ORLANDO, Fla. -- Martin Laird loves when he can smash a driver, and that carried him a long way Friday at Bay Hill.
Laird reached three of the par 5s in two shots, converted one of them into an eagle and wound up with a 7-under 65 for a one-shot lead over K.J. Choi and Spencer Levin in the Arnold Palmer Invitational.
It wasn't just the par 5s. Even without any wind in the afternoon, Laird used a driver on the 384-yard fifth hole to set up a simple pitch and another birdie. He closed his round with a 321-yard tee shot on the ninth and a 12-foot birdie.
Choi put in three hybrids to go with his driver and two fairway metals, all to get ready for the Masters. It paid dividends at Bay Hill with a tournament-best 64. Levin didn't play his best in the morning, but his putting carried him to a 70. Levin made all four of his birdie putts outside 15 feet to stay atop the leaderboard until Laird's late surge.
Tiger Woods is still in the game, too.
Woods raised his arm on the ninth green as his 20-foot birdie putt rolled in for a 4-under 68, leaving him six shots behind going into the weekend. Considering how so much of his year has gone, this would be considered progress for the six-time winner at Bay Hill.
Laird was at 9-under 135 entering today's third round (2:30 p.m., Ch. 2).
"I'm driving the ball really well and putting really well," Laird said. "Ask any pro -- that's a pretty good combination to have, especially on a golf course this long where you have to drive the ball in the fairway."
Temperatures are expected to soar on the weekend, and today figures to sort out several players still in the mix.
Charles Howell III, who needs a win to play his hometown tournament in two weeks at Augusta National, had a 65 and was three shots behind with Hunter Mahan and Steve Marino.
Mahan turned his fortunes around quickly. He went out in 38 to fall seven shots behind, then ran off four straight birdies to start the back nine, and finished with a shot that hit the pin on the 18th for his seventh birdie in a round of 69.
"My game didn't go anywhere . it just didn't feel good," Mahan said. "But it can change that quickly. So I knew that and I just had to trust that it was going to happen."
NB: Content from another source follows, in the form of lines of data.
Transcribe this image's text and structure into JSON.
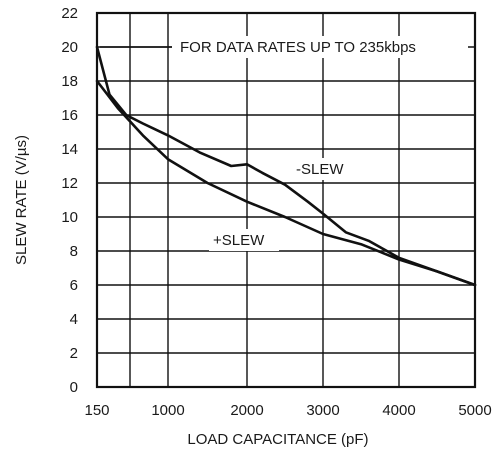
{
  "chart_data": {
    "type": "line",
    "xlabel": "LOAD CAPACITANCE (pF)",
    "ylabel": "SLEW RATE (V/µs)",
    "x_ticks": [
      150,
      1000,
      2000,
      3000,
      4000,
      5000
    ],
    "y_ticks": [
      0,
      2,
      4,
      6,
      8,
      10,
      12,
      14,
      16,
      18,
      20,
      22
    ],
    "xlim": [
      150,
      5000
    ],
    "ylim": [
      0,
      22
    ],
    "grid": true,
    "series": [
      {
        "name": "-SLEW",
        "x": [
          150,
          300,
          500,
          700,
          1000,
          1400,
          1800,
          2000,
          2200,
          2500,
          2800,
          3000,
          3300,
          3600,
          3800,
          4000,
          4500,
          5000
        ],
        "y": [
          20.0,
          17.2,
          16.0,
          15.5,
          14.8,
          13.8,
          13.0,
          13.1,
          12.6,
          11.9,
          10.9,
          10.2,
          9.1,
          8.6,
          8.1,
          7.6,
          6.8,
          6.0
        ]
      },
      {
        "name": "+SLEW",
        "x": [
          150,
          400,
          700,
          1000,
          1500,
          2000,
          2500,
          3000,
          3500,
          4000,
          4500,
          5000
        ],
        "y": [
          18.0,
          16.4,
          14.8,
          13.4,
          12.0,
          10.9,
          10.0,
          9.0,
          8.4,
          7.5,
          6.8,
          6.0
        ]
      }
    ],
    "annotations": {
      "note": "FOR DATA RATES UP TO 235kbps",
      "minus_label": "-SLEW",
      "plus_label": "+SLEW"
    }
  }
}
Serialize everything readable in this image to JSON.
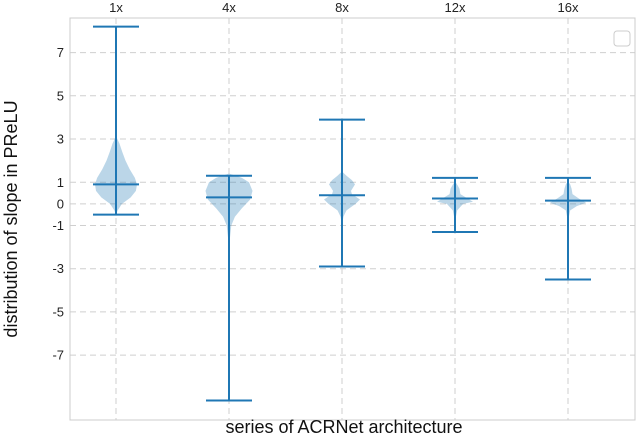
{
  "chart_data": {
    "type": "violin",
    "xlabel": "series of ACRNet architecture",
    "ylabel": "distribution of slope in PReLU",
    "ylim": [
      -10,
      8.6
    ],
    "yticks": [
      {
        "value": 7,
        "label": "7"
      },
      {
        "value": 5,
        "label": "5"
      },
      {
        "value": 3,
        "label": "3"
      },
      {
        "value": 1,
        "label": "1"
      },
      {
        "value": 0,
        "label": "0"
      },
      {
        "value": -1,
        "label": "-1"
      },
      {
        "value": -3,
        "label": "-3"
      },
      {
        "value": -5,
        "label": "-5"
      },
      {
        "value": -7,
        "label": "-7"
      }
    ],
    "categories": [
      "1x",
      "4x",
      "8x",
      "12x",
      "16x"
    ],
    "color": "#1f77b4",
    "grid": true,
    "legend": {
      "placement": "top-right",
      "entries": []
    },
    "series": [
      {
        "name": "1x",
        "min": -0.5,
        "max": 8.2,
        "mean": 0.9,
        "halfwidth": 0.42,
        "profile": [
          [
            -0.5,
            0.0
          ],
          [
            -0.3,
            0.08
          ],
          [
            0.0,
            0.28
          ],
          [
            0.3,
            0.7
          ],
          [
            0.6,
            0.95
          ],
          [
            0.9,
            1.0
          ],
          [
            1.2,
            0.9
          ],
          [
            1.6,
            0.65
          ],
          [
            2.0,
            0.45
          ],
          [
            2.4,
            0.3
          ],
          [
            2.8,
            0.16
          ],
          [
            3.0,
            0.06
          ],
          [
            3.2,
            0.0
          ]
        ]
      },
      {
        "name": "4x",
        "min": -9.1,
        "max": 1.3,
        "mean": 0.3,
        "halfwidth": 0.47,
        "profile": [
          [
            -2.2,
            0.0
          ],
          [
            -1.6,
            0.04
          ],
          [
            -1.0,
            0.1
          ],
          [
            -0.6,
            0.25
          ],
          [
            -0.2,
            0.55
          ],
          [
            0.2,
            0.9
          ],
          [
            0.6,
            1.0
          ],
          [
            1.0,
            0.85
          ],
          [
            1.2,
            0.55
          ],
          [
            1.3,
            0.3
          ],
          [
            1.4,
            0.0
          ]
        ]
      },
      {
        "name": "8x",
        "min": -2.9,
        "max": 3.9,
        "mean": 0.4,
        "halfwidth": 0.36,
        "profile": [
          [
            -1.0,
            0.0
          ],
          [
            -0.6,
            0.08
          ],
          [
            -0.3,
            0.25
          ],
          [
            0.0,
            0.75
          ],
          [
            0.2,
            1.0
          ],
          [
            0.45,
            0.55
          ],
          [
            0.6,
            0.5
          ],
          [
            0.9,
            0.72
          ],
          [
            1.1,
            0.55
          ],
          [
            1.3,
            0.25
          ],
          [
            1.5,
            0.0
          ]
        ]
      },
      {
        "name": "12x",
        "min": -1.3,
        "max": 1.2,
        "mean": 0.25,
        "halfwidth": 0.36,
        "profile": [
          [
            -0.9,
            0.0
          ],
          [
            -0.6,
            0.05
          ],
          [
            -0.3,
            0.12
          ],
          [
            0.0,
            0.45
          ],
          [
            0.1,
            1.0
          ],
          [
            0.25,
            0.7
          ],
          [
            0.45,
            0.3
          ],
          [
            0.7,
            0.25
          ],
          [
            0.85,
            0.15
          ],
          [
            1.05,
            0.0
          ]
        ]
      },
      {
        "name": "16x",
        "min": -3.5,
        "max": 1.2,
        "mean": 0.15,
        "halfwidth": 0.36,
        "profile": [
          [
            -0.9,
            0.0
          ],
          [
            -0.6,
            0.05
          ],
          [
            -0.3,
            0.12
          ],
          [
            -0.1,
            0.5
          ],
          [
            0.05,
            1.0
          ],
          [
            0.25,
            0.6
          ],
          [
            0.45,
            0.25
          ],
          [
            0.7,
            0.2
          ],
          [
            0.9,
            0.12
          ],
          [
            1.05,
            0.0
          ]
        ]
      }
    ]
  }
}
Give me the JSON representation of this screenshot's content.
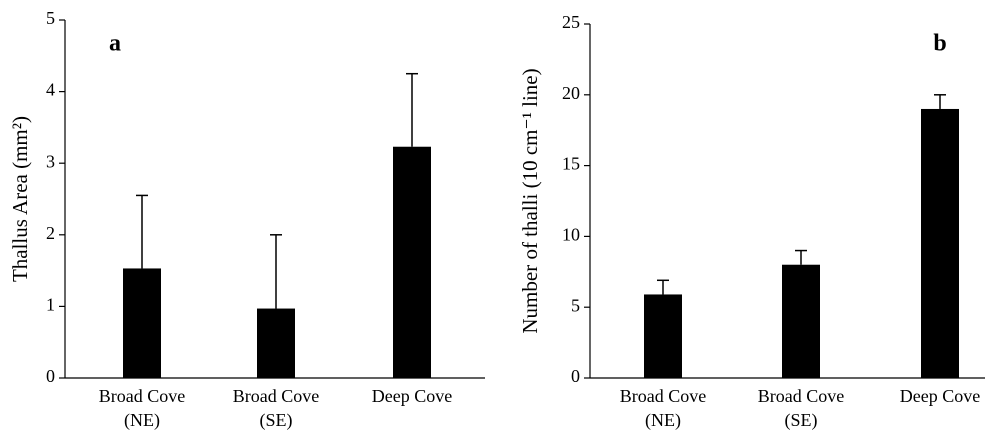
{
  "chart_data": [
    {
      "type": "bar",
      "panel_label": "a",
      "y_label": "Thallus Area (mm²)",
      "categories": [
        [
          "Broad Cove",
          "(NE)"
        ],
        [
          "Broad Cove",
          "(SE)"
        ],
        [
          "Deep Cove"
        ]
      ],
      "values": [
        1.53,
        0.97,
        3.23
      ],
      "errors": [
        1.02,
        1.03,
        1.02
      ],
      "color": "#000000",
      "ylim": [
        0,
        5
      ],
      "yticks": [
        0,
        1,
        2,
        3,
        4,
        5
      ]
    },
    {
      "type": "bar",
      "panel_label": "b",
      "y_label": "Number of thalli (10 cm⁻¹ line)",
      "categories": [
        [
          "Broad Cove",
          "(NE)"
        ],
        [
          "Broad Cove",
          "(SE)"
        ],
        [
          "Deep Cove"
        ]
      ],
      "values": [
        5.9,
        8.0,
        19.0
      ],
      "errors": [
        1.0,
        1.0,
        1.0
      ],
      "color": "#000000",
      "ylim": [
        0,
        25
      ],
      "yticks": [
        0,
        5,
        10,
        15,
        20,
        25
      ]
    }
  ]
}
Choi had never shot better than 67 at Bay Hill, and he wasn't expecting a low one Friday. Along with changing his bag to include the three hybrids -- his irons begin with the 7-iron -- he saw Pat O'Brien last month to help with his putting and realized his posture was off. Choi then went back to his old putter, and that was a plus.
"I would never have thought that I would score 8 under today on a course like this," Choi said. "I'm just happy that I've done that, and I just want to keep this rhythm going on for the last two days."
Woods was five shots back in his season debut at Torrey Pines, only to fall apart on the weekend. This round was relatively clean, with his only bogey coming on the third hole when good contact out of the rough turned too much, bounced twice off the rocks framing the green and stayed in the hazard.
He got what he deserved, for while he missed a few putts inside 12 feet, he holed a 55-foot birdie putt from the fringe on the 18th with a putt that looked as though it would go some 5 feet by if the cup didn't get in the way.
That was a rarity. So many other times, his putt was on line and came up short.
"I had a hard time getting the ball to the hole today," Woods said.